Fairness is a common value for us all. We want to feel we are not being disadvantaged, discriminated against or somehow “miss out” in comparison to others.
This mindset leads managers to believe they have to treat everyone the same – to be seen to be fair. Strangely, this mindset leads to exactly the opposite outcome.
Consider two identical jobs done by two people in the same organisation. As their manager, you set them identical performance targets, give them the same amount of your time and support, and give them the same resources to do the job because that would be the fair thing to do.
Where this mindset comes unstuck is that the two people doing the job are not identical.
In an extreme situation, one could be a twenty year veteran in the role and the other could be a young graduate in their first job.
In this scenario, giving them identical performance targets, time, support and resources would not be fair, would not be wanted by both individuals and would not maximise the work output of both people.
It is likely the more experienced worker can achieve higher performance targets than her or his younger colleague and can achieve these results with less time and support from you as their manager.
Given this situation, you might release more discretionary resources to the experienced worker with the trust and knowledge they will use them wisely.
If set identical targets at the performance level of an experienced worker, the young graduate is likely to fall short and become disillusioned with the role.
Being newer to the role, the graduate is going to require more of your time and greater support.
You may also be wise to keep tighter control of the allocation of resources until this person has a fuller understanding of the role.
This situation highlights the need for you to treat everyone differently.
Don’t assume one approach will work for everyone.
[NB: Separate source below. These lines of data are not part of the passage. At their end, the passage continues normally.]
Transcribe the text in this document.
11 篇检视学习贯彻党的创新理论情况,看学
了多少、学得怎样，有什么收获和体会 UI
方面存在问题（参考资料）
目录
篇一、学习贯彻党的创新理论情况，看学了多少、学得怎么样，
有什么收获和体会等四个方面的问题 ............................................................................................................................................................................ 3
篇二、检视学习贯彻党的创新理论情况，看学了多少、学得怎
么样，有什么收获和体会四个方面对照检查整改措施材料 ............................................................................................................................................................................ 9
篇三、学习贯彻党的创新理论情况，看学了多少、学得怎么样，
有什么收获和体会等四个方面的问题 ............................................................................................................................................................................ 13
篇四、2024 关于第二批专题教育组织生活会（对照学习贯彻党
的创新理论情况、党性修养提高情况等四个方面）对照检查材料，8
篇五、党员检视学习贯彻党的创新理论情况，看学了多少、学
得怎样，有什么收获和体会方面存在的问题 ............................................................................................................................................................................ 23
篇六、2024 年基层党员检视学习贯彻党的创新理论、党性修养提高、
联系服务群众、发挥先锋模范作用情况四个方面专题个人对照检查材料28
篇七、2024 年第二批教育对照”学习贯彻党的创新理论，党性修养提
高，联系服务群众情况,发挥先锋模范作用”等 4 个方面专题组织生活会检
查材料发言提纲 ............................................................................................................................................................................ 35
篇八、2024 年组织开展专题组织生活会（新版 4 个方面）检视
Although the situation described above involves two workers at opposite ends of the experience curve, the differences do not have to be that extreme to warrant a tailored approach to each member of your team.
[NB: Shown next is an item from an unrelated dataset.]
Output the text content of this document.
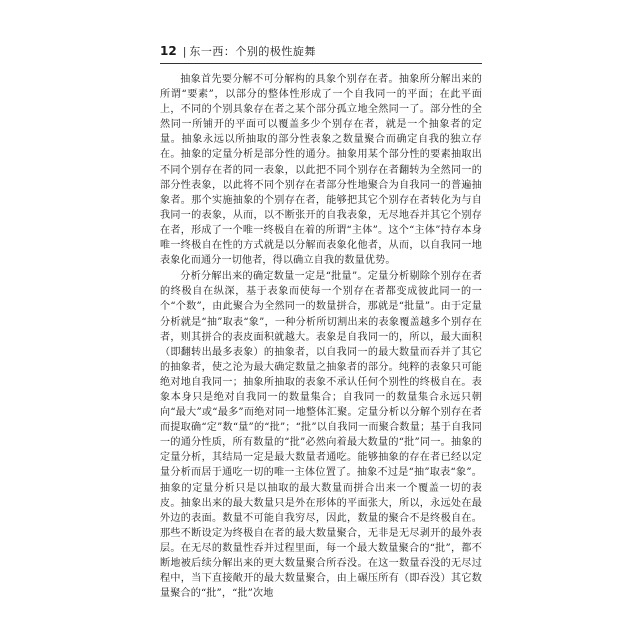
12 | 东一西：个别的极性旋舞

抽象首先要分解不可分解构的具象个别存在者。抽象所分解出来的所谓“要素”，以部分的整体性形成了一个自我同一的平面；在此平面上，不同的个别具象存在者之某个部分孤立地全然同一了。部分性的全然同一所铺开的平面可以覆盖多少个别存在者，就是一个抽象者的定量。抽象永远以所抽取的部分性表象之数量聚合而确定自我的独立存在。抽象的定量分析是部分性的通分。抽象用某个部分性的要素抽取出不同个别存在者的同一表象，以此把不同个别存在者翻转为全然同一的部分性表象，以此将不同个别存在者部分性地聚合为自我同一的普遍抽象者。那个实施抽象的个别存在者，能够把其它个别存在者转化为与自我同一的表象，从而，以不断张开的自我表象，无尽地吞并其它个别存在者，形成了一个唯一终极自在着的所谓“主体”。这个“主体”持存本身唯一终极自在性的方式就是以分解而表象化他者，从而，以自我同一地表象化而通分一切他者，得以确立自我的数量优势。

分析分解出来的确定数量一定是“批量”。定量分析剔除个别存在者的终极自在纵深，基于表象而使每一个别存在者都变成彼此同一的一个“个数”，由此聚合为全然同一的数量拼合，那就是“批量”。由于定量分析就是“抽”取表“象”，一种分析所切割出来的表象覆盖越多个别存在者，则其拼合的表皮面积就越大。表象是自我同一的，所以，最大面积（即翻转出最多表象）的抽象者，以自我同一的最大数量而吞并了其它的抽象者，使之沦为最大确定数量之抽象者的部分。纯粹的表象只可能绝对地自我同一；抽象所抽取的表象不承认任何个别性的终极自在。表象本身只是绝对自我同一的数量集合；自我同一的数量集合永远只朝向“最大”或“最多”而绝对同一地整体汇聚。定量分析以分解个别存在者而提取确“定”数“量”的“批”；“批”以自我同一而聚合数量；基于自我同一的通分性质，所有数量的“批”必然向着最大数量的“批”同一。抽象的定量分析，其结局一定是最大数量者通吃。能够抽象的存在者已经以定量分析而居于通吃一切的唯一主体位置了。抽象不过是“抽”取表“象”。抽象的定量分析只是以抽取的最大数量而拼合出来一个覆盖一切的表皮。抽象出来的最大数量只是外在形体的平面张大，所以，永远处在最外边的表面。数量不可能自我穷尽，因此，数量的聚合不是终极自在。那些不断设定为终极自在者的最大数量聚合，无非是无尽剥开的最外表层。在无尽的数量性吞并过程里面，每一个最大数量聚合的“批”，都不断地被后续分解出来的更大数量聚合所吞没。在这一数量吞没的无尽过程中，当下直接敞开的最大数量聚合，由上碾压所有（即吞没）其它数量聚合的“批”，“批”次地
There are hundreds of possible issues or events that may force you to adjust how you approach one person differently from another.
It could be a short term adjustment such as a response to a staff member who has a sick child at home or a longer term issue such as someone who does not want to be considered for promotion but is happy to grow in their current role.
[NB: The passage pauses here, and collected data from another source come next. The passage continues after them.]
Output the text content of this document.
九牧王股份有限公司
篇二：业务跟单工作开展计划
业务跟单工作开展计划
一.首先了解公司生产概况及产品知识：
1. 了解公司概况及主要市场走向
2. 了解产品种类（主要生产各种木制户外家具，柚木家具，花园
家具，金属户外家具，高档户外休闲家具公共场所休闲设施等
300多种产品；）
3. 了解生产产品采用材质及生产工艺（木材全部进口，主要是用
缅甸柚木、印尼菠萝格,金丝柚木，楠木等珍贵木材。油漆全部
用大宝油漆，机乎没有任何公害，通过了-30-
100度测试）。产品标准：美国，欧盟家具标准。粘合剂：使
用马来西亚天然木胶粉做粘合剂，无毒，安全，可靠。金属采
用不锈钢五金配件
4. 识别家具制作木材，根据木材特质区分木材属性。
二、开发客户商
As with most of the other chapters in this book, success in treating people differently relies on good communication and strong relationships.
The communication is not to share with everyone the personal circumstances of other staff members, because this would be a blatant breach of their privacy.
The communication is about explaining the principle of treating people differently and demonstrating your intent to be fair by adjusting your style to meet the needs of everyone equally.
One small step in the next 24 hours
Reflect on each of your staff and consider how you could adjust your style uniquely to help them achieve greater success in their current role and meet their personal needs.
Then, meet with them individually to discuss your conclusions and verify if they would find that approach (or a modified version of it) helpful to them.